All passive components are surface-mount types. The output stage for each channel appears to be based on a third LME49720, the two op-amps within the chip driving the hot and cold phases of the balanced output signal.
Tangled Up in Bluetooth
Ever since his company began distributing FoxL Bluetooth wireless speakers in the UK, Musical Fidelity's Antony Michaelson has been a big fan of streaming audio wirelessly via Bluetooth. I am not a fan, for two reasons: First, the limited bandwidth of a Bluetooth connection requires that the audio data be encoded using a lossy algorithm, which, if you're playing uncompressed or lossless-encoded files, imposes an unnecessary reduction in fidelity, and if you're playing files that are already lossy compressed, runs the risk of multiplying coding artifacts. Second, the first lossy Bluetooth codec I played with, A2DP, sounded poor and measured worse. An early version of the reputably superior aptX codec, which runs at 352kbps, and which I tried using a Creative Labs BT-D5 dongle on an iPod Touch, sounded and measured only slightly better than A2DP when I tried it with the Chordette Gem DAC, which Art Dudley reviewed in January 2011.
I was pleasantly surprised, therefore, when I tried using the M6DAC's Bluetooth connection using my 2012 MacBook Pro as the data source.

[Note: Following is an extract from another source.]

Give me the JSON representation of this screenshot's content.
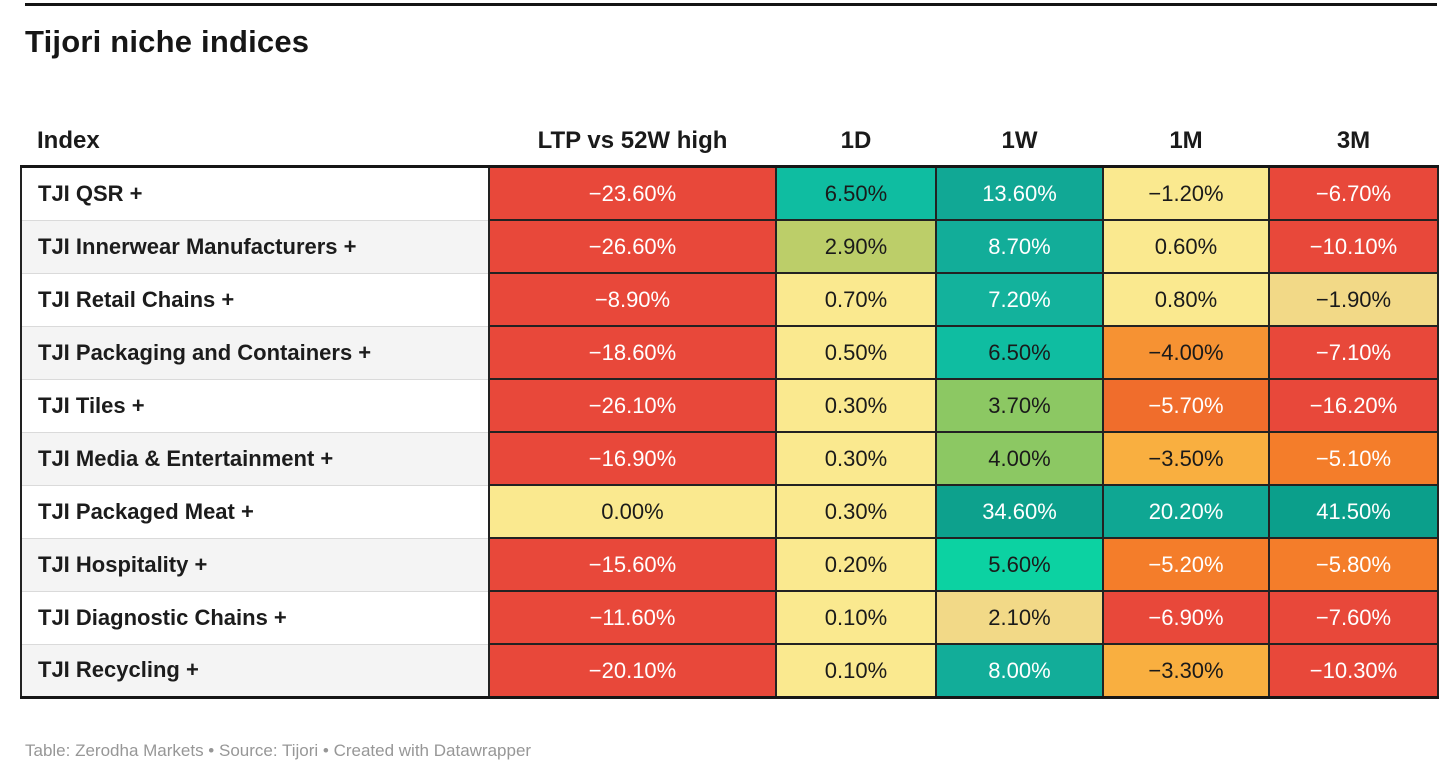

The M6's display confirmed that the aptX codec was in use, and while music files ripped from CD were flattened in perspective and uninvolving overall, they also sounded smooth and inoffensive, as if the edges had been rounded off a little. By comparison, the plain-Jane apt codec, which I used when streaming music via Bluetooth from my iPad 2 to the M6DAC, sounded annoyingly harsh.
According to Musical Fidelity, while aptX is limited to 16-bit/48kHz data, the M6DAC provides the aptX chip with its own power supply and directly couples it via i2S to the sample-rate converter chip. Certainly I found that the M6DAC's Bluetooth connection worked well for casual listening, and especially for streaming spoken-word Internet stations such as Manhattan's NPR station, WNYC, regardless of cascaded codecs.
Sound Quality
For critical listening, however, I used the M6DAC's USB or AES/EBU connections, both of which worked reliably up to 192kHz. And with either connection and with all kinds of music, I could hear no difference at all between the Slow and Fast Roll Off filter settings. One reviewer said the difference was "subtle"; I think it nonexistent. I discuss the behavior of the two filters in this review's "Measurements" sidebar, where it appears there was no measurable difference between the two filters below 96kHz. It is not surprising, therefore, that they sounded identical. A more cynical reviewer might suggest that the Filter button was included for marketing reasons; I continued my auditioning using only the Fast Roll Off filter.